An EOB Is A Claim Story
An Explanation of Benefits is the insurer's story of a claim. It usually lists the provider, date, service description, amount billed, amount allowed, plan payment, adjustments, denials, and what the patient may owe. It is not always a payment demand, but it is one of the best documents for checking a provider bill.
The key is to read the EOB next to the itemized bill. If the provider asks for more than the EOB says you owe, ask why. If the EOB denies a service but the provider still bills you, ask whether the provider is appealing, correcting the claim, or holding you responsible.
Fields That Matter
The billed amount is what the provider submitted. The allowed amount is the insurer's recognized price for the claim under the plan or contract. The adjustment is often the amount the provider may need to write off if network rules apply. The patient responsibility is the amount assigned to deductible, copay, coinsurance, or noncovered services.
Denial codes deserve careful reading. Some denials mean the patient needs to provide information. Others mean the provider submitted a claim incorrectly. A denial does not always mean the patient must pay immediately.
- Allowed amount: the amount the plan recognizes for the service.
- Adjustment: the difference that may not be billed to the patient in some contexts.
- Patient responsibility: the amount the EOB says may be owed.
- Remark codes: short explanations that often need translation.
Compare With The Provider Bill
If the provider bill and EOB disagree, pause before paying. Check whether the provider bill is older than the EOB, whether a corrected claim is pending, or whether the provider has applied insurance payments and adjustments.

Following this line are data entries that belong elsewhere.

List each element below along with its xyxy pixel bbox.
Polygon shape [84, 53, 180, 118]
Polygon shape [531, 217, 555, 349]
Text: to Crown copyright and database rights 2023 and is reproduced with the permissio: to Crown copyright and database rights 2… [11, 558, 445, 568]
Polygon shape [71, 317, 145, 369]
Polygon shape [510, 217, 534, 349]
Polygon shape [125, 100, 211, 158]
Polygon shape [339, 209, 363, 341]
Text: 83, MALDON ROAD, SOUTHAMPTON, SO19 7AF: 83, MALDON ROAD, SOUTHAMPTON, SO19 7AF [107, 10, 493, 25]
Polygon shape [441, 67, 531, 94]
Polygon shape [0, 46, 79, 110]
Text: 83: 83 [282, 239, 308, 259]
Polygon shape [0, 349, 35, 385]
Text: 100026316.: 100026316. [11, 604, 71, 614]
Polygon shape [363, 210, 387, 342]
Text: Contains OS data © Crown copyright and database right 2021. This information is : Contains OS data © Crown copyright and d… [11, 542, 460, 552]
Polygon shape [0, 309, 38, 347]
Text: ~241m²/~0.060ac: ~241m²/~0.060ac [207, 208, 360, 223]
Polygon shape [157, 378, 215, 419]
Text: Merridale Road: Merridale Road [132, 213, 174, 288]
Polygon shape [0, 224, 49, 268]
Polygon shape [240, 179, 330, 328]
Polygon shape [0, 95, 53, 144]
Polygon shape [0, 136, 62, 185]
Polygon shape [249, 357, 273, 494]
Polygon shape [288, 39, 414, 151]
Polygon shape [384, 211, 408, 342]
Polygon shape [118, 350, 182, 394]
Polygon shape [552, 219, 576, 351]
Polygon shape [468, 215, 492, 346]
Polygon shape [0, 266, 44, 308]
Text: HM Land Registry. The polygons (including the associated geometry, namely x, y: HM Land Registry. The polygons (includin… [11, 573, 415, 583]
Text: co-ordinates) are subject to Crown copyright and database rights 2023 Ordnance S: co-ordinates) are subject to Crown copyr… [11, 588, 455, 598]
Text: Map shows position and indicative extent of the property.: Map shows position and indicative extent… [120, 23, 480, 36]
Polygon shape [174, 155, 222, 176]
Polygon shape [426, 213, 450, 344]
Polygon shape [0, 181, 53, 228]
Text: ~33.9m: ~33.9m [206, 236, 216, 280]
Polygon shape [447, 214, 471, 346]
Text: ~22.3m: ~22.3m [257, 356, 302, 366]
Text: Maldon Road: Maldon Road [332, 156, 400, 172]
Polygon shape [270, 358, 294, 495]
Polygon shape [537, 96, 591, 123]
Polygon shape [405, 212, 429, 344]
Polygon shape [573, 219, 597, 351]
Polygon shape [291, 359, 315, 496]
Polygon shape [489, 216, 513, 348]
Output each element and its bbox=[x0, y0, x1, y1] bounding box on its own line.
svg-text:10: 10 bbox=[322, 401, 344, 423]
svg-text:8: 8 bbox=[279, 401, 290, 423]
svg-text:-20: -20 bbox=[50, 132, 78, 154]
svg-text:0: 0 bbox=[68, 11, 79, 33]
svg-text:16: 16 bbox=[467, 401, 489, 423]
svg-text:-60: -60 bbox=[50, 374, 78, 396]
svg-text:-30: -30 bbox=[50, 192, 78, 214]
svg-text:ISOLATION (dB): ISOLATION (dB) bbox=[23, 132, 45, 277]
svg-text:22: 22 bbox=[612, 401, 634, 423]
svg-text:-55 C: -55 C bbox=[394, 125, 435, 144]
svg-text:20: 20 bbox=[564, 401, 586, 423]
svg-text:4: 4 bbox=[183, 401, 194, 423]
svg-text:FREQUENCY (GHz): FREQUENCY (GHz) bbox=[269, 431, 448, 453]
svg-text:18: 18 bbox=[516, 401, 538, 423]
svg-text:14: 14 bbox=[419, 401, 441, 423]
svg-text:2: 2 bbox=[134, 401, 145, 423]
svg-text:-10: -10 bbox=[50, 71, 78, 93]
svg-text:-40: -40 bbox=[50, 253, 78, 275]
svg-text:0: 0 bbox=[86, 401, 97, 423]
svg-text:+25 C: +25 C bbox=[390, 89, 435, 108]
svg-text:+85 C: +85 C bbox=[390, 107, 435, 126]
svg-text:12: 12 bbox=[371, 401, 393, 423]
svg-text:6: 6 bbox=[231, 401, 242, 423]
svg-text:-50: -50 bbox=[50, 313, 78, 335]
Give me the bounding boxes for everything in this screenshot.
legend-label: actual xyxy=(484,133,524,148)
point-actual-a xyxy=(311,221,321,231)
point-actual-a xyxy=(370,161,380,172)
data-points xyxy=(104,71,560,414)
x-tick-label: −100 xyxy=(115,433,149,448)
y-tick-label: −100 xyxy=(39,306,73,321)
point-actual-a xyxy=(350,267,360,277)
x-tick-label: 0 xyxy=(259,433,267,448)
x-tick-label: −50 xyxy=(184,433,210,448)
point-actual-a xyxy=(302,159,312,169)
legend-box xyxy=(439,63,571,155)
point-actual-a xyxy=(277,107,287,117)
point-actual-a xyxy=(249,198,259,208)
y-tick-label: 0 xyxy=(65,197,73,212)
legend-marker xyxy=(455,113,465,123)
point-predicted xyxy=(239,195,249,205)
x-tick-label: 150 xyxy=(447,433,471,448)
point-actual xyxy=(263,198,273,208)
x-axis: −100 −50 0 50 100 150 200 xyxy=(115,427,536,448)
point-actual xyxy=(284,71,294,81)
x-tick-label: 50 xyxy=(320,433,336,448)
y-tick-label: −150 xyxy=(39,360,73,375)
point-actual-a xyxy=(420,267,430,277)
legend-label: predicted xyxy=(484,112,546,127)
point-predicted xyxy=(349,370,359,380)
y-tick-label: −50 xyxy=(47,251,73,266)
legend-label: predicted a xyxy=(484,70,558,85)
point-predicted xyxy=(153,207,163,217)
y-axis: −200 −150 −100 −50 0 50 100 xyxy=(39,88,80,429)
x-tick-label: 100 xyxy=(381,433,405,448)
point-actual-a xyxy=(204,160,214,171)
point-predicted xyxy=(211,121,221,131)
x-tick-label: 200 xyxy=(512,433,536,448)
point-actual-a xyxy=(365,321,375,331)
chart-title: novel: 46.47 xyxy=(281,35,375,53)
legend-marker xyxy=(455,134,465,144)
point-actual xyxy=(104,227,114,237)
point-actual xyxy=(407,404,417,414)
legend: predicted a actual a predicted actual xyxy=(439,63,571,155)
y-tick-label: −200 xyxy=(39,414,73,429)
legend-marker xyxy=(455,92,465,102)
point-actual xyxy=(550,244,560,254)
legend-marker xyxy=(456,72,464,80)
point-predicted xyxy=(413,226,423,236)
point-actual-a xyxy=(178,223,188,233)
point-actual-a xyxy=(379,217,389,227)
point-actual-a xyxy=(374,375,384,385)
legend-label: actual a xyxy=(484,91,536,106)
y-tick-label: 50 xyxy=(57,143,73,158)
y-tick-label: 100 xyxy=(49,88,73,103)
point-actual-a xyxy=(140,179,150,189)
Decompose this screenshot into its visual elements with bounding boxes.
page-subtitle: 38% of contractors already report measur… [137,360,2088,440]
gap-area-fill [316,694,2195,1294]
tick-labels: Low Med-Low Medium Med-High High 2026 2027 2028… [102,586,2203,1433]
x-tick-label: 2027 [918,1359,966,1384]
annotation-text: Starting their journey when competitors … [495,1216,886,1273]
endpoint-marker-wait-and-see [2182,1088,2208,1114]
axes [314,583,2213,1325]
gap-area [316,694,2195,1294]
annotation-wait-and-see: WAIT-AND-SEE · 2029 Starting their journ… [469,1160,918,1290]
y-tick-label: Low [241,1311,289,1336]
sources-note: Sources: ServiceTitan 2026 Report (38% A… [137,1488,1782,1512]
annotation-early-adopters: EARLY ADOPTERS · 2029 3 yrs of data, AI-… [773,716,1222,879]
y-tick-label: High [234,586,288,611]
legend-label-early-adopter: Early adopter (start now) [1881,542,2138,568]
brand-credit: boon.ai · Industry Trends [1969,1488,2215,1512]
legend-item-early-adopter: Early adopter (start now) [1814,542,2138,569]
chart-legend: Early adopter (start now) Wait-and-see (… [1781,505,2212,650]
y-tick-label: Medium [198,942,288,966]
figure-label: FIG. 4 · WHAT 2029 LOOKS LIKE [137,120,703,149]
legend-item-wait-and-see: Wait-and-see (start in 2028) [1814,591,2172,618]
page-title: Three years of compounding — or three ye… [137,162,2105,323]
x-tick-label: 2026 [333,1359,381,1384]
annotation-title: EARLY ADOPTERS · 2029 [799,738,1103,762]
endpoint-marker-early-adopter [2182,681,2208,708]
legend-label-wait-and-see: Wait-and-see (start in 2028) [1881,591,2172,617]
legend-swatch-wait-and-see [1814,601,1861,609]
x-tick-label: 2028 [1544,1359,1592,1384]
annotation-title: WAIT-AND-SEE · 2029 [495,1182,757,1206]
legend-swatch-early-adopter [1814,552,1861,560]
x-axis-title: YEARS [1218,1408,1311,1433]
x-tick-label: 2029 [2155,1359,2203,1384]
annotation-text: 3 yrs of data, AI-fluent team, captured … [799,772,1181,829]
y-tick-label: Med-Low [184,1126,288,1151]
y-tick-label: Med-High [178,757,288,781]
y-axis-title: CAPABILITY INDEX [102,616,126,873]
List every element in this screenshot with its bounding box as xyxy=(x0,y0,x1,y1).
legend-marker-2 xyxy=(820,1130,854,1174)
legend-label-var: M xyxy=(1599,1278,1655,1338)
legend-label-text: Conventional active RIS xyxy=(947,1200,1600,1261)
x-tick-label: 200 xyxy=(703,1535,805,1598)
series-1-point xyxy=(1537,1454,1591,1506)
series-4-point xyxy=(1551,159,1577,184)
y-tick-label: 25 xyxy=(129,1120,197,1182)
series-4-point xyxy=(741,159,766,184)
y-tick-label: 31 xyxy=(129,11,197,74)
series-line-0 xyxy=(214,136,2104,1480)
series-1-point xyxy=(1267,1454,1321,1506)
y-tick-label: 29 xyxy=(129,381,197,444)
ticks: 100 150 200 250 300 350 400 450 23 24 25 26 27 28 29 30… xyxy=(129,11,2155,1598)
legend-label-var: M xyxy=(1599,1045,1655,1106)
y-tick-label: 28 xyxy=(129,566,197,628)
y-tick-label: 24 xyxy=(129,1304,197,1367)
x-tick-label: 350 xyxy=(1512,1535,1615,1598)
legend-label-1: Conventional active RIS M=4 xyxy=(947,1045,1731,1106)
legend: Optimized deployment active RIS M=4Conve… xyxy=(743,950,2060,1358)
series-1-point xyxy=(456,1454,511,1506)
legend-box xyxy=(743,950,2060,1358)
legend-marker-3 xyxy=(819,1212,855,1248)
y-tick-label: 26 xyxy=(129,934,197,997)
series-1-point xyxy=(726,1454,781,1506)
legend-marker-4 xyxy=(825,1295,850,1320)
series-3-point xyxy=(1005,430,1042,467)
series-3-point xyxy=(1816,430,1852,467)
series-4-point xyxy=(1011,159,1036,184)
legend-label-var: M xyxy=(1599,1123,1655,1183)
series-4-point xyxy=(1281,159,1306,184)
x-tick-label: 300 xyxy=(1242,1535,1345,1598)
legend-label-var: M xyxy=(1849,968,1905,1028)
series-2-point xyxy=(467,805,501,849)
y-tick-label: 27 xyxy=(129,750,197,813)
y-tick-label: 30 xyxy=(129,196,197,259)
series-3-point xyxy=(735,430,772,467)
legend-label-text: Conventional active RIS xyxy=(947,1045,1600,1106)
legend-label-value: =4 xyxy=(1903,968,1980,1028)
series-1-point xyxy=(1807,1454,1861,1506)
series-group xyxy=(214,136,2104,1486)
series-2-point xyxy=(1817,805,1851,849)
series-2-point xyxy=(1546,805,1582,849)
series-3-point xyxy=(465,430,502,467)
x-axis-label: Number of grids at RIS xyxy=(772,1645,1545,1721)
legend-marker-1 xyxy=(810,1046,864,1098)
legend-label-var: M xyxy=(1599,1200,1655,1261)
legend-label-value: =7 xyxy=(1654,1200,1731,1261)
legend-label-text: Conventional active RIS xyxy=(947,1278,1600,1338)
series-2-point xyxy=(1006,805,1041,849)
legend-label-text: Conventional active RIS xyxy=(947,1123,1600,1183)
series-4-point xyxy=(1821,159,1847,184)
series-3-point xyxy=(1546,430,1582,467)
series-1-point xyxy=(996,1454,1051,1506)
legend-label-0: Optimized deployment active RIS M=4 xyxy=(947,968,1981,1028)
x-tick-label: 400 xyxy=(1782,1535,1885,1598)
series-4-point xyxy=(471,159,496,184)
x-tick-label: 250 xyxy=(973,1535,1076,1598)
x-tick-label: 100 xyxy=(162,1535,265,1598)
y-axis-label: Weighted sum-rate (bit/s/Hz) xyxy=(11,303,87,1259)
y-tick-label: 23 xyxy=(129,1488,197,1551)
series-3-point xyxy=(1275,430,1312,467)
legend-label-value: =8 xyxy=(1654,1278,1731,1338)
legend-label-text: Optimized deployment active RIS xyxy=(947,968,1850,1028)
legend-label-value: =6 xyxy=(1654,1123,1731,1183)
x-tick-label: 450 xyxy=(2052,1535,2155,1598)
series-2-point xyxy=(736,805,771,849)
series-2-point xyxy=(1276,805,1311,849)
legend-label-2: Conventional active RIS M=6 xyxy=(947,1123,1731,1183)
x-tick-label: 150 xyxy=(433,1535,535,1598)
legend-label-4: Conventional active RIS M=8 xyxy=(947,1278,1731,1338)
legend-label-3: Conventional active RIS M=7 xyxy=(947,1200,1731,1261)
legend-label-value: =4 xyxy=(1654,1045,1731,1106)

Ask the billing office to send a patient ledger that shows original charges, insurance payments, contractual adjustments, patient payments, refunds, and current balance. This ledger often explains more than a summary statement.
Turn Confusion Into Next Steps
Preflix AI treats the EOB as a map. It can highlight claim lines that do not match the provider bill, translate denial language, and create a written request that asks for the missing explanation.
The patient still decides what to do with the information. The value is a cleaner set of facts, not a promise that every mismatch is an error.